Array 1: [1 2 2 3 3 3 4 4]
Mode: 3
Count: 3

Array 2:
[[1 2 2 3]
 [2 3 3 1]
 [2 1 3 3]]

Mode (entire array): 3
Count: 5

Mode (axis=0, down columns): [2 1 3 3]
Count: [2 1 2 2]

Mode (axis=1, across rows): [2 3 3]
Count: [2 2 2]


### Visual Breakdown of Mode Calculation:

For the array:
```
        Col 0  Col 1  Col 2  Col 3
Row 0:    1      2      2      3
Row 1:    2      3      3      1
Row 2:    2      1      3      3
```

**axis=0 (↓ down columns)**:
- Column 0: [1, 2, 2] → mode is **2** (appears 2 times)
- Column 1: [2, 3, 1] → mode is **1** (all appear once, returns smallest)
- Column 2: [2, 3, 3] → mode is **3** (appears 2 times)
- Column 3: [3, 1, 3] → mode is **3** (appears 2 times)

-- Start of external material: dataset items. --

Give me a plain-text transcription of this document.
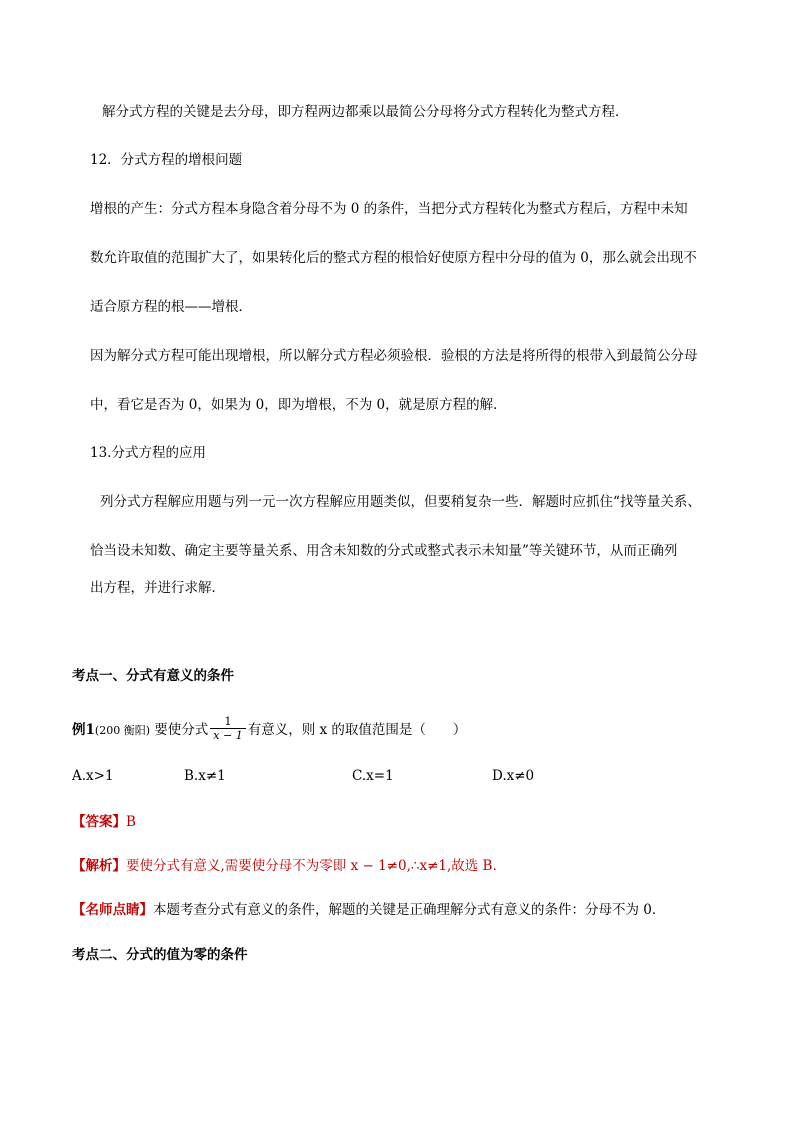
解分式方程的关键是去分母，即方程两边都乘以最简公分母将分式方程转化为整式方程．
12．分式方程的增根问题
增根的产生：分式方程本身隐含着分母不为 0 的条件，当把分式方程转化为整式方程后，方程中未知
数允许取值的范围扩大了，如果转化后的整式方程的根恰好使原方程中分母的值为 0，那么就会出现不
适合原方程的根——增根．
因为解分式方程可能出现增根，所以解分式方程必须验根．验根的方法是将所得的根带入到最简公分母
中，看它是否为 0，如果为 0，即为增根，不为 0，就是原方程的解．
13.分式方程的应用
列分式方程解应用题与列一元一次方程解应用题类似，但要稍复杂一些．解题时应抓住“找等量关系、
恰当设未知数、确定主要等量关系、用含未知数的分式或整式表示未知量”等关键环节，从而正确列
出方程，并进行求解．
考点一、分式有意义的条件
例1(200 衡阳) 要使分式 $\frac{1}{x - 1}$ 有意义，则 x 的取值范围是（　　）
A.x>1	B.x≠1	C.x=1	D.x≠0
【答案】B
【解析】要使分式有意义,需要使分母不为零即 x − 1≠0,∴x≠1,故选 B.
【名师点睛】本题考查分式有意义的条件，解题的关键是正确理解分式有意义的条件：分母不为 0．
考点二、分式的值为零的条件
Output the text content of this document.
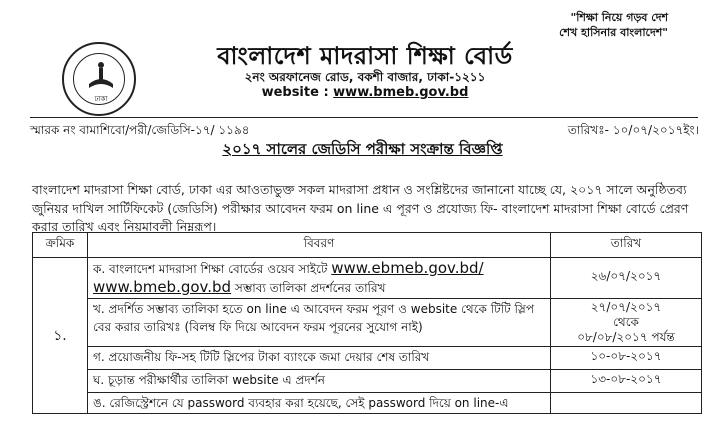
ঢাকা
"শিক্ষা নিয়ে গড়ব দেশ
শেখ হাসিনার বাংলাদেশ"
বাংলাদেশ মাদরাসা শিক্ষা বোর্ড
২নং অরফানেজ রোড, বকশী বাজার, ঢাকা-১২১১
website : www.bmeb.gov.bd
স্মারক নং বামাশিবো/পরী/জেডিসি-১৭/ ১১৯৪	তারিখঃ- ১০/০৭/২০১৭ইং।
২০১৭ সালের জেডিসি পরীক্ষা সংক্রান্ত বিজ্ঞপ্তি
বাংলাদেশ মাদরাসা শিক্ষা বোর্ড, ঢাকা এর আওতাভুক্ত সকল মাদরাসা প্রধান ও সংশ্লিষ্টদের জানানো যাচ্ছে যে, ২০১৭ সালে অনুষ্ঠিতব্য জুনিয়র দাখিল সার্টিফিকেট (জেডিসি) পরীক্ষার আবেদন ফরম on line এ পূরণ ও প্রযোজ্য ফি- বাংলাদেশ মাদরাসা শিক্ষা বোর্ডে প্রেরণ করার তারিখ এবং নিয়মাবলী নিম্নরূপ।
ক্রমিক	বিবরণ	তারিখ
১.	ক. বাংলাদেশ মাদরাসা শিক্ষা বোর্ডের ওয়েব সাইটে www.ebmeb.gov.bd/
www.bmeb.gov.bd সম্ভাব্য তালিকা প্রদর্শনের তারিখ	২৬/০৭/২০১৭
	খ. প্রদর্শিত সম্ভাব্য তালিকা হতে on line এ আবেদন ফরম পূরণ ও website থেকে টিটি স্লিপ বের করার তারিখঃ (বিলম্ব ফি দিয়ে আবেদন ফরম পূরনের সুযোগ নাই)	২৭/০৭/২০১৭
থেকে
০৮/০৮/২০১৭ পর্যন্ত

	গ. প্রয়োজনীয় ফি-সহ টিটি স্লিপের টাকা ব্যাংকে জমা দেয়ার শেষ তারিখ	১০-০৮-২০১৭
	ঘ. চূড়ান্ত পরীক্ষার্থীর তালিকা website এ প্রদর্শন	১৩-০৮-২০১৭
	ঙ. রেজিস্ট্রেশনে যে password ব্যবহার করা হয়েছে, সেই password দিয়ে on line-এ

**axis=1 (→ across rows)**:
- Row 0: [1, 2, 2, 3] → mode is **2** (appears 2 times)
- Row 1: [2, 3, 3, 1] → mode is **3** (appears 2 times)
- Row 2: [2, 1, 3, 3] → mode is **3** (appears 2 times)

**Entire array (axis=None)**:
- All values: [1, 1, 1, 2, 2, 2, 2, 3, 3, 3, 3, 3]
- Mode is **3** (appears 5 times)

## Mode - Example Code

In [4]:
import numpy as np
from scipy import stats

myArray = np.array([[10, 20, 20],
                    [50, 60, 70 ],
                    [10, 60, 10]])

print(stats.mode(myArray))

ModeResult(mode=array([10, 60, 10], dtype=int64), count=array([2, 2, 1], dtype=int64))


## Important: Default Behavior of `stats.mode()`

When **no axis** is specified, `stats.mode()` **flattens the array** (axis=None), not axis=0!